While TCP guarantees order and reliability, failures can still cause message loss. We implement acknowledgments and retransmission: important messages are marked QoS 1, stored in Redis until the client ACKs, and the broker retries until a successful ACK is received. For high‑throughput scenarios we also provide a queue‑based delivery path via Kafka.

Our protocol is based on MQTT, extended with authentication and authorization, and remains partially compatible with MQTT clients to lower integration cost.

How Do We Design the System Architecture?

Key design goals:

Reliability

Horizontal scalability

Maturity of dependent components

We avoid a monolithic design by delegating storage, routing, and messaging to specialized components.

Core Components

Access layer built with OpenResty for load balancing and session persistence.

Long‑connection broker (containerized) handling protocol parsing, auth, session management, and pub‑sub logic.

Redis for persisting session data.

Kafka as the message queue for distributing messages to brokers or business services.

Both Kafka and Redis are industry‑standard, container‑ready, and support rapid scaling.

Access Layer Details

The access layer performs two tasks: load balancing across broker instances and session stickiness so a client always reaches the same broker.

We use 7‑layer load balancing based on a unique client identifier extracted from the first packet via Nginx’s preread buffer, achieving consistent hashing with minimal intrusion.

Publish and Subscribe Mechanics

Kafka acts as the internal hub. Four routing scenarios are supported:

Route to a Kafka topic without consumption (data reporting).

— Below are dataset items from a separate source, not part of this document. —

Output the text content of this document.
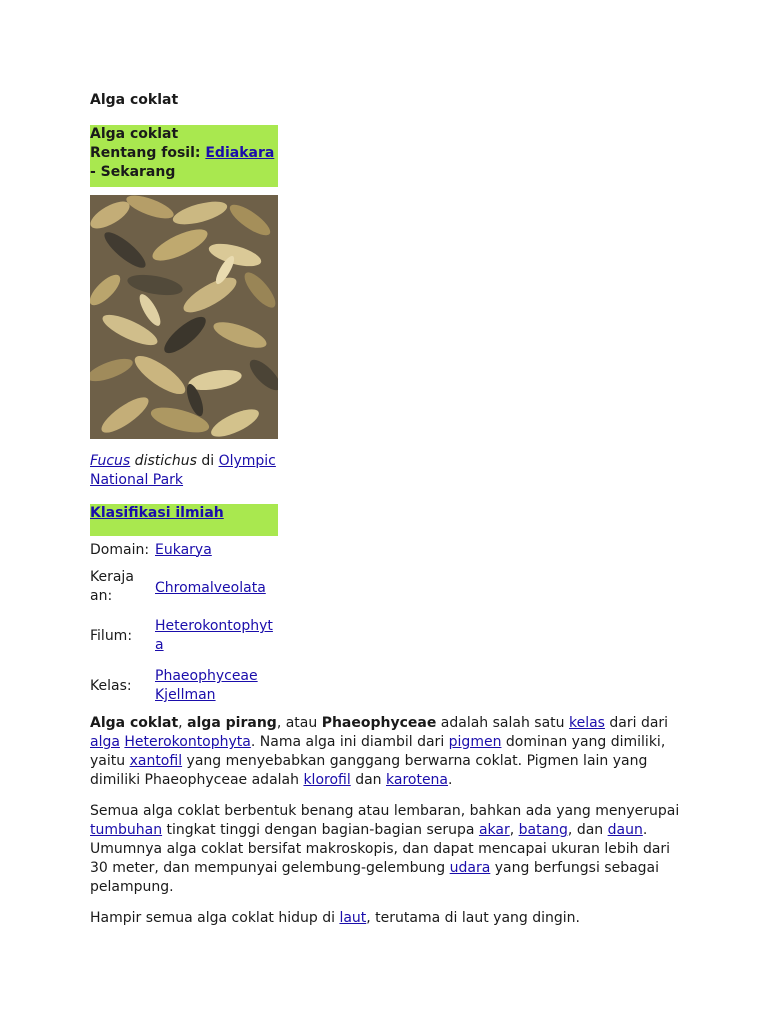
Alga coklat
Alga coklat
Rentang fosil: Ediakara
- Sekarang
Fucus distichus di Olympic National Park
Klasifikasi ilmiah
Domain: Eukarya
Kerajaan:
Chromalveolata
Filum:
Heterokontophyta
Kelas:
Phaeophyceae Kjellman

Alga coklat, alga pirang, atau Phaeophyceae adalah salah satu kelas dari dari alga Heterokontophyta. Nama alga ini diambil dari pigmen dominan yang dimiliki, yaitu xantofil yang menyebabkan ganggang berwarna coklat. Pigmen lain yang dimiliki Phaeophyceae adalah klorofil dan karotena.

Semua alga coklat berbentuk benang atau lembaran, bahkan ada yang menyerupai tumbuhan tingkat tinggi dengan bagian-bagian serupa akar, batang, dan daun. Umumnya alga coklat bersifat makroskopis, dan dapat mencapai ukuran lebih dari 30 meter, dan mempunyai gelembung-gelembung udara yang berfungsi sebagai pelampung.

Hampir semua alga coklat hidup di laut, terutama di laut yang dingin.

Route to a Kafka topic and consume it (instant messaging).

Consume directly from a Kafka topic for push‑only scenarios.

Route to one topic and consume from another for filtering/pre‑processing.

This flexible routing, combined with Kafka’s reliability, handles virtually any messaging need.

Subscription Storage Optimization

Initially we stored subscriptions in a single HashMap protected by a global lock, which caused severe contention. We sharded the map into hundreds of smaller maps, each with its own lock, dramatically reducing conflicts and improving performance.

Session Management

When a message is delivered to a session, the broker checks if it is a high‑priority topic, marks it QoS 1, stores it in Redis’s pending queue, and waits for the client ACK before removal. This ensures durability across broker restarts.

Sliding‑Window Flow Control

Inspired by TCP, we limit the number of in‑flight QoS 1 messages with a configurable sliding window, allowing parallel transmission while preserving order. Retransmission only occurs after client reconnection, and the receiver de‑duplicates messages.

Conclusion

The infrastructure team provides a rock‑solid foundation for Zhihu’s massive traffic, delivering reliable, scalable real‑time communication for millions of users.